The House divided: Ayes, 204; Noes, 69.

It being more than one hour after the conclusion of proceedings on the Military Training Bill, Mr. SPEAKER proceeded, pursuant to the Order of the House of 10th May, successively to put forthwith the Questions on Amendments moved by the Government of which Notice had bee given, and the Question necessary to bring to a conclusion the proceedings on the Bill.

CLAUSE 2.—(Reinstatement in civil employment.)

Amendment made: in page 4, line 12, leave out "applicable to him when he was," and insert: which would have been applicable to him had he not been.

CLAUSE 3.—(Simplification of procedure for obtaining possession of land taken under Defence Acts.)

Amendment made: In page 5, line 43, leave out from "nineteen," to the end of the Sub-section.

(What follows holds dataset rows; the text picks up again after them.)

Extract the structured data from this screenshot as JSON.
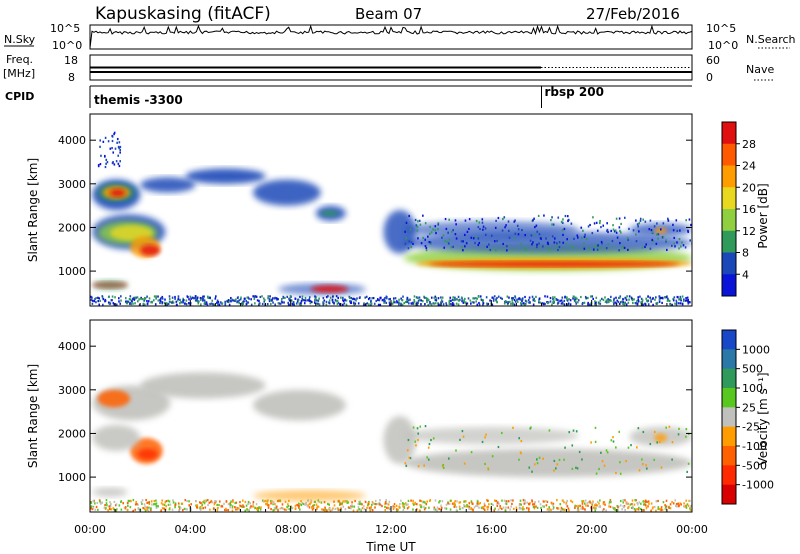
{
  "header": {
    "station": "Kapuskasing (fitACF)",
    "beam": "Beam 07",
    "date": "27/Feb/2016"
  },
  "top_panels": {
    "nsky_label": "N.Sky",
    "nsky_ticks": [
      "10^5",
      "10^0"
    ],
    "nsearch_label": "N.Search",
    "nsearch_ticks": [
      "10^5",
      "10^0"
    ],
    "freq_label_1": "Freq.",
    "freq_label_2": "[MHz]",
    "freq_ticks": [
      "18",
      "8"
    ],
    "nave_label": "Nave",
    "nave_ticks": [
      "60",
      "0"
    ],
    "cpid_label": "CPID",
    "cpid_segments": [
      {
        "label": "themis -3300",
        "start_hour": 0
      },
      {
        "label": "rbsp 200",
        "start_hour": 18.0
      }
    ]
  },
  "chart_data": [
    {
      "type": "heatmap",
      "name": "power-panel",
      "ylabel": "Slant Range [km]",
      "yticks": [
        "1000",
        "2000",
        "3000",
        "4000"
      ],
      "ylim": [
        200,
        4600
      ],
      "xlim": [
        0,
        24
      ],
      "colorbar": {
        "label": "Power [dB]",
        "ticks": [
          "28",
          "24",
          "20",
          "16",
          "12",
          "8",
          "4"
        ],
        "colors": [
          "#e01010",
          "#ff5a00",
          "#ff9c00",
          "#e8d820",
          "#90d040",
          "#2f9a5a",
          "#1a48b8",
          "#0a14d8"
        ]
      }
    },
    {
      "type": "heatmap",
      "name": "velocity-panel",
      "ylabel": "Slant Range [km]",
      "yticks": [
        "1000",
        "2000",
        "3000",
        "4000"
      ],
      "ylim": [
        200,
        4600
      ],
      "xlim": [
        0,
        24
      ],
      "colorbar": {
        "label": "Velocity [m s⁻¹]",
        "ticks": [
          "1000",
          "500",
          "100",
          "25",
          "-25",
          "-100",
          "-500",
          "-1000"
        ],
        "colors": [
          "#1848c8",
          "#2a78a8",
          "#2f9a5a",
          "#58c820",
          "#c0c0bc",
          "#ff9c00",
          "#ff6000",
          "#ff2a00",
          "#d80000"
        ]
      }
    }
  ],
  "xaxis": {
    "label": "Time UT",
    "ticks": [
      "00:00",
      "04:00",
      "08:00",
      "12:00",
      "16:00",
      "20:00",
      "00:00"
    ]
  }
}
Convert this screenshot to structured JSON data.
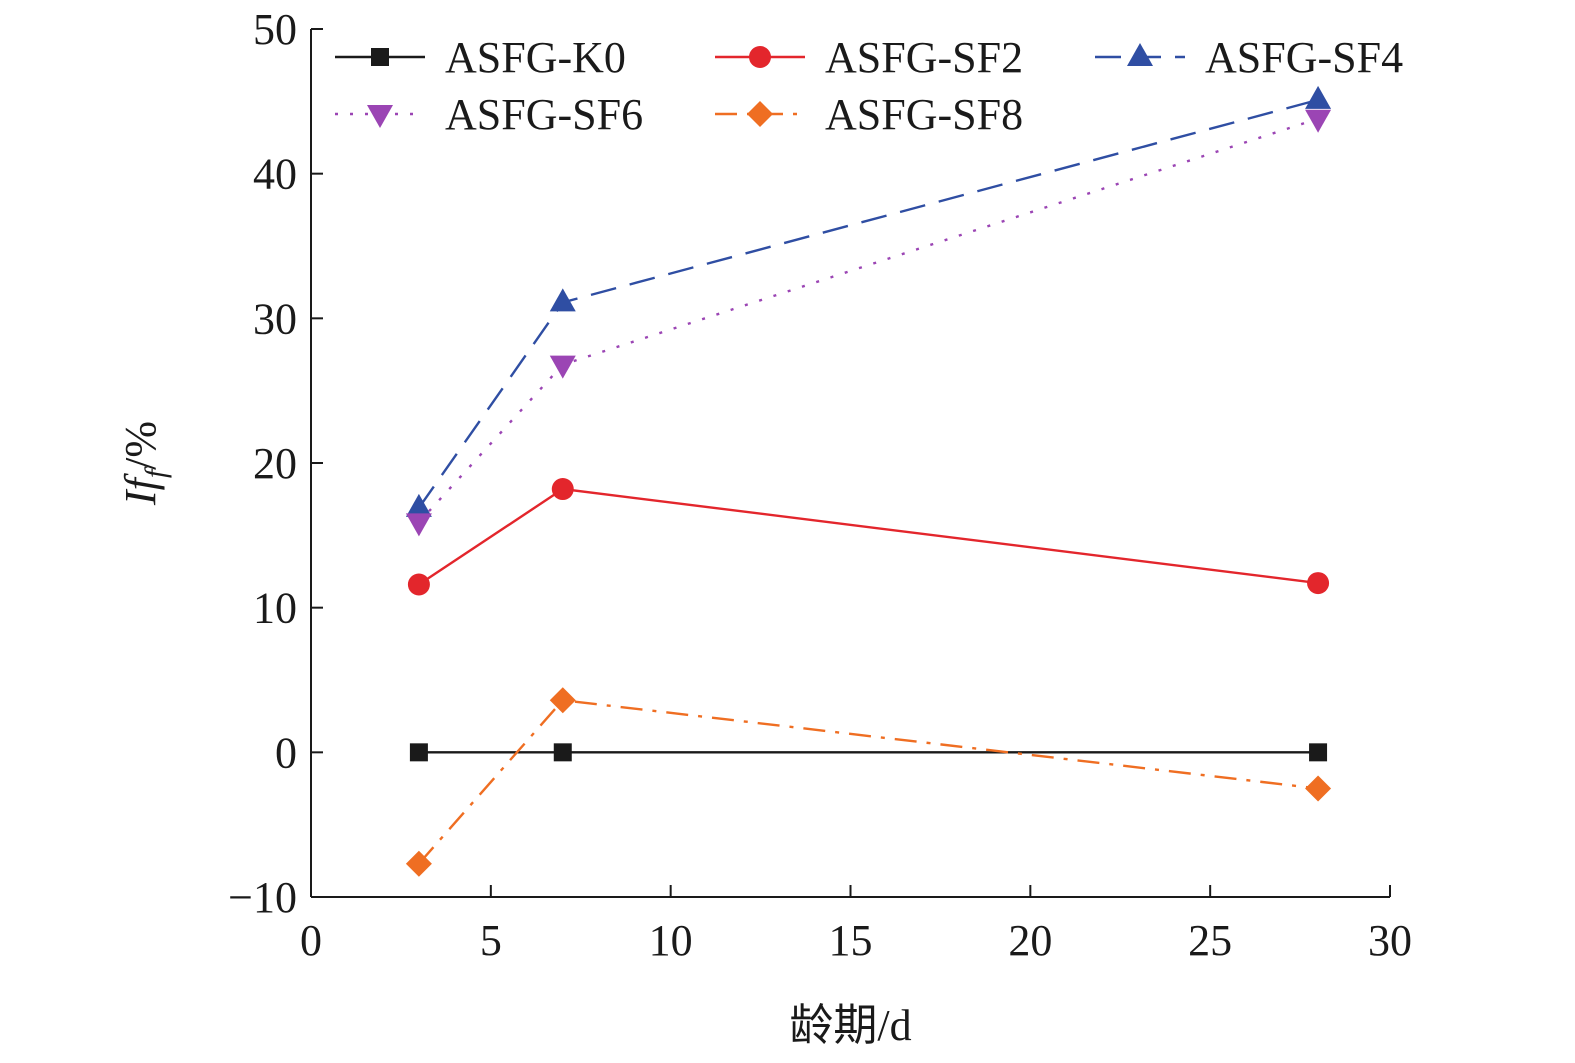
{
  "chart_data": {
    "type": "line",
    "xlabel": "龄期/d",
    "ylabel_main": "If",
    "ylabel_sub": "f",
    "ylabel_unit": "/%",
    "xlim": [
      0,
      30
    ],
    "ylim": [
      -10,
      50
    ],
    "xticks": [
      "0",
      "5",
      "10",
      "15",
      "20",
      "25",
      "30"
    ],
    "yticks": [
      "−10",
      "0",
      "10",
      "20",
      "30",
      "40",
      "50"
    ],
    "grid": false,
    "legend_position": "top",
    "x": [
      3,
      7,
      28
    ],
    "series": [
      {
        "name": "ASFG-K0",
        "values": [
          0,
          0,
          0
        ],
        "color": "#1a1a1a",
        "marker": "square",
        "dash": "solid"
      },
      {
        "name": "ASFG-SF2",
        "values": [
          11.6,
          18.2,
          11.7
        ],
        "color": "#e3262c",
        "marker": "circle",
        "dash": "solid"
      },
      {
        "name": "ASFG-SF4",
        "values": [
          16.9,
          31.1,
          45.1
        ],
        "color": "#2f4ea3",
        "marker": "triangle-up",
        "dash": "dashed"
      },
      {
        "name": "ASFG-SF6",
        "values": [
          15.9,
          26.8,
          43.8
        ],
        "color": "#9b45b4",
        "marker": "triangle-down",
        "dash": "dotted"
      },
      {
        "name": "ASFG-SF8",
        "values": [
          -7.7,
          3.6,
          -2.5
        ],
        "color": "#ef6e22",
        "marker": "diamond",
        "dash": "dashdot"
      }
    ]
  }
}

CLAUSE 4.—(Power to provide for consequential matters.)

Amendments made:

In page 6, line 16, at the end, insert: (2) Any Order in Council made under this section may provide for the continuance of any provisions contained therein after the expiry of this Act and any such Order may, while this Act is in force, be varied or revoked by any subsequent Order made in like manner as the original Order.

In page 6, line 17, leave out "such an Order," and insert: any Order in Council proposed to be made under this section.

CLAUSE 6.—(Duration of Act.)

Amendments made:

In page 6, Line 42, leave out "no longer" and insert "shall then expire."

In page 7, line 14, leave out "the validity of."

In line 15, after "done" insert "or omitted to be done."

In line 15, after "thereunder" insert: or the operation of any provisions of an Order in Council made under section four of this Act with respect to which the Order provides that they shall continue after the expiry of this Act."—[ Sir V. Warrender. ]

The remaining Orders were read, and postponed.

It being after Half-past Eleven of the Clock upon Thursday evening, Mr. SPEAKER adjourned the House, without Question put, pursuant to the Standing Order.

Adjourned at Twenty-one Minutes before One o'Clock.